Ivy creeped along dead logs, and ivy creeped along cold pewter and slate.
Ivy creeped through abandoned bones, in and out of rib cages, wrapping around femurs, twisting in and out of skulls.
There was one thing the ivy did not touch: a single bear; solitary next to the slate and pewter, the scattered bone.
The bear sat there, its fur ragged and ripped, its stitches slowly coming undone. Not even the invasive ivy was willing to embrace it.
The bear sat there, as the cold wind danced through dead branches as starving magpies heckled at it, as the bones next to it sank further and further into the unwelcoming ivy floors.
And in the moments that passed, the bear wished someone would stumble upon him and embrace him in away the ivy wouldn't
The bear wished he could walk away from the desolate forest, away from the rotting bones and the cold pewter, and the overgrown ivy.
But the bear couldn't. It was trapped in itself, and its own inanimity.
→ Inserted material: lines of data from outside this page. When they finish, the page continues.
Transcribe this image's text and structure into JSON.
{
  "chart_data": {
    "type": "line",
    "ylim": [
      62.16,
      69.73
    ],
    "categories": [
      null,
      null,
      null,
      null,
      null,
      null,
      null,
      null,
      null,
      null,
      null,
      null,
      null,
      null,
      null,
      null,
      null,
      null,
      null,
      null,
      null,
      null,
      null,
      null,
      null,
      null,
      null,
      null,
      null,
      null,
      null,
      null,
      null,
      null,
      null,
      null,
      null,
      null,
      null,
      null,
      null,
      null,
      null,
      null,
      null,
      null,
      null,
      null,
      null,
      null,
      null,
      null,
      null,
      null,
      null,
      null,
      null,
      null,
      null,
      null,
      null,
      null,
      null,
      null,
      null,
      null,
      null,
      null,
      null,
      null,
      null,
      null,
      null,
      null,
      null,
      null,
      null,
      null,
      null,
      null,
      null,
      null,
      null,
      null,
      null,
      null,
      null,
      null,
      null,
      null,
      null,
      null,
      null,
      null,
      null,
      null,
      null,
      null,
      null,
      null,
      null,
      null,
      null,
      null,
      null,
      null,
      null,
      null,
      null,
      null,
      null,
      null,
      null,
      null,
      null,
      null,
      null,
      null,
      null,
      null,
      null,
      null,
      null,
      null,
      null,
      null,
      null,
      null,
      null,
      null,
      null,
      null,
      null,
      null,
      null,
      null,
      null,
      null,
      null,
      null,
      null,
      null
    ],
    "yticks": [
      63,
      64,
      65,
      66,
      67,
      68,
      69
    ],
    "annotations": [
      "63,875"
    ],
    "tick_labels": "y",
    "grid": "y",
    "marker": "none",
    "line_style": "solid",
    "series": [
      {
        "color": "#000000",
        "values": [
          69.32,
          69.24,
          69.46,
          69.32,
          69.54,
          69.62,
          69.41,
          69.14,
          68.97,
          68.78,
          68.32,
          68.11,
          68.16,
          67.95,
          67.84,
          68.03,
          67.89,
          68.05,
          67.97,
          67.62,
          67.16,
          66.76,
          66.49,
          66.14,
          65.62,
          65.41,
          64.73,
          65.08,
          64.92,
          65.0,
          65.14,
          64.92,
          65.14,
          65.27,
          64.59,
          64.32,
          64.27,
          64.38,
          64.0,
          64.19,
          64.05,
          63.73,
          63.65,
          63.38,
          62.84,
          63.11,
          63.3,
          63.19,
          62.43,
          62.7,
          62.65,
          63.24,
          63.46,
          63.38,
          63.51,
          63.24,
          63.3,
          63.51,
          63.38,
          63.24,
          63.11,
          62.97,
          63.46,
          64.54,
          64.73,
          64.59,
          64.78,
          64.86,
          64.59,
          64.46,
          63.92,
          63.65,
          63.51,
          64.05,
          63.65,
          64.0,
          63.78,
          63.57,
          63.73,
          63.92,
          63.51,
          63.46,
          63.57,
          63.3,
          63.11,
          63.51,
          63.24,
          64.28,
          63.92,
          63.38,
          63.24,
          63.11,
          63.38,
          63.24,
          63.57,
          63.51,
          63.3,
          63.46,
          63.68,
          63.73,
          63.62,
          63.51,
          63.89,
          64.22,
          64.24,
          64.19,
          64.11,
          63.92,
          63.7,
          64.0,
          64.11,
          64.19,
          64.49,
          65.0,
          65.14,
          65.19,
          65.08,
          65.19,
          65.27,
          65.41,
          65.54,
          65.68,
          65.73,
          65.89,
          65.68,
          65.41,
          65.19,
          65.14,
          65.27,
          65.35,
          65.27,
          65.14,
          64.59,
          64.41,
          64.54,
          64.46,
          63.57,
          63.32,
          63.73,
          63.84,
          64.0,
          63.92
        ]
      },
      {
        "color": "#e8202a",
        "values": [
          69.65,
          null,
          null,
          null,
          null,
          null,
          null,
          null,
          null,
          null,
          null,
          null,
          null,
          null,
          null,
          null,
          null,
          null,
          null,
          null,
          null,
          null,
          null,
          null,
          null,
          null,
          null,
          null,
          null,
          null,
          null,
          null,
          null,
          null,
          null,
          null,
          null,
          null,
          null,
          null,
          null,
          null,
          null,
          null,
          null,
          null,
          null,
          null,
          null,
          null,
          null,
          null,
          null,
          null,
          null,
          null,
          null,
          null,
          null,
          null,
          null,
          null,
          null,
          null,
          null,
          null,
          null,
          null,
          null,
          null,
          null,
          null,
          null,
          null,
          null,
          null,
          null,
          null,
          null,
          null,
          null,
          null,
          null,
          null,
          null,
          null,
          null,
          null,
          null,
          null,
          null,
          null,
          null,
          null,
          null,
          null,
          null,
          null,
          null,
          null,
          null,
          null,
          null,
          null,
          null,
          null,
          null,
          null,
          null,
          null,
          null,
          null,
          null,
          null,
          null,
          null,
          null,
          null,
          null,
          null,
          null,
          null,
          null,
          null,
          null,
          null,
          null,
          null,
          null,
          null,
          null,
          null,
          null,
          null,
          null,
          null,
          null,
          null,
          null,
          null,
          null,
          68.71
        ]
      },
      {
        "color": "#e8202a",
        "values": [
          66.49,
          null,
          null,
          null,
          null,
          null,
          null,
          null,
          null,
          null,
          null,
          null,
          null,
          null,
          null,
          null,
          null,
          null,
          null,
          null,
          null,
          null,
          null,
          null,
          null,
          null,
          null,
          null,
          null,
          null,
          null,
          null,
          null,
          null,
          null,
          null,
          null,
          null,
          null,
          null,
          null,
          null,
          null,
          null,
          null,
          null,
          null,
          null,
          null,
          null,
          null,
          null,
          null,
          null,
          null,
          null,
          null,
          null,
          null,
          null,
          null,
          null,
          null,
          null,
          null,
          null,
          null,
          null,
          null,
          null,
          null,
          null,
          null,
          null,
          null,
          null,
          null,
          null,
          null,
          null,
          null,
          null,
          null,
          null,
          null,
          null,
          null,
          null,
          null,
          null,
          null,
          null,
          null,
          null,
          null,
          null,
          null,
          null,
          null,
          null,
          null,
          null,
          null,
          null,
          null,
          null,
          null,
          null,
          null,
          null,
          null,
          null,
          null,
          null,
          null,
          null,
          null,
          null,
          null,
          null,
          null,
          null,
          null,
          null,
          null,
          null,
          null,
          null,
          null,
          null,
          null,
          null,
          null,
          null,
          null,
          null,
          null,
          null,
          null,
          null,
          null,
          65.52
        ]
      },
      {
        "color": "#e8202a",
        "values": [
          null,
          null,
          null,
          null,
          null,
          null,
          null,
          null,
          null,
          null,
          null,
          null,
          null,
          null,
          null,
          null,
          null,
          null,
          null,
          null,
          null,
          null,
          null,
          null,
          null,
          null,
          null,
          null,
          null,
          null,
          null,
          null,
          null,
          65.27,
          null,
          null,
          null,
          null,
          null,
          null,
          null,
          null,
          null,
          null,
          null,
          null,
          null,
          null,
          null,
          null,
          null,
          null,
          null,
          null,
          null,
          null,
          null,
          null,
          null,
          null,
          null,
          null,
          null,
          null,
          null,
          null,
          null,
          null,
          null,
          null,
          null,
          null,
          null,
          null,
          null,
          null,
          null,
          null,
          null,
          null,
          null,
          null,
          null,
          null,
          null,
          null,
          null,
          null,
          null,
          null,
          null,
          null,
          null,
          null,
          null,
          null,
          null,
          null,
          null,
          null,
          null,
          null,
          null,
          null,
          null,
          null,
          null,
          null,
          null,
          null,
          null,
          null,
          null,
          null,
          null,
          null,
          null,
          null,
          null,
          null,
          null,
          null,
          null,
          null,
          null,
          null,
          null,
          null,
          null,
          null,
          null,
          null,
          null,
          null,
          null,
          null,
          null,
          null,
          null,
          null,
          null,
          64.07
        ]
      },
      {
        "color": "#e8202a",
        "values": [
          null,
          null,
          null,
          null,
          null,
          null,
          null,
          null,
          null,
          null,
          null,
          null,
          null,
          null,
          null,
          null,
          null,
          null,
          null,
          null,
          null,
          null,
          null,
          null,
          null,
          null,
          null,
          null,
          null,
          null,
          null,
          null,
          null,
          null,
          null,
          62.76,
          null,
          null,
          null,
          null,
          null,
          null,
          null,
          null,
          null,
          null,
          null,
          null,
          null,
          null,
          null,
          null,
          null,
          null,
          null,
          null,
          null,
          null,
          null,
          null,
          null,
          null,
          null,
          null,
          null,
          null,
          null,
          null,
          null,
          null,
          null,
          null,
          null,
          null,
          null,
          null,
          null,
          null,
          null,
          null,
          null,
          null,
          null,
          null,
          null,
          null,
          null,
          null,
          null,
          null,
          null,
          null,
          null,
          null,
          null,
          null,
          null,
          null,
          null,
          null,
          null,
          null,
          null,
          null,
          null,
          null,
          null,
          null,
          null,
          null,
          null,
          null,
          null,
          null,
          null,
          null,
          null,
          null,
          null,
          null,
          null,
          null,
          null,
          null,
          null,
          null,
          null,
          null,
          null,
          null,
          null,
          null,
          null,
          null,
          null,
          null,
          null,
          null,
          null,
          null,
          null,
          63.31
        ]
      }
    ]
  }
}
It was trapped in an unforgiving forest, trapped by rotting wood that towered above him, trapped by the green chain that was fettered against the floor, trapped by an unfeeling hand of bone that once contained unrivalled warmth.
The bear could not move, nor could it see or hear, nor could it feel. But the bear was undeniably alive in a twisted sense. it was alive with the fear and confusion and loneliness of the cold dead hand grasping it, alive with memories of the forest and the child that once held it.
The child that was once more than just a pile of bleached bones, the child that cowered in corners, the child that was never free, the child that never spoke, the child that laughed the loudest when they were alone, the child that was chained down by more than just ivy.
Now that child is dead. And the bear; the bear was left with brittle bone,
trapped by ivy that fettered them to the floor, ivy that choked dead trees, ivy that chained the forest down, holding it in its grasp, keeping it from escaping.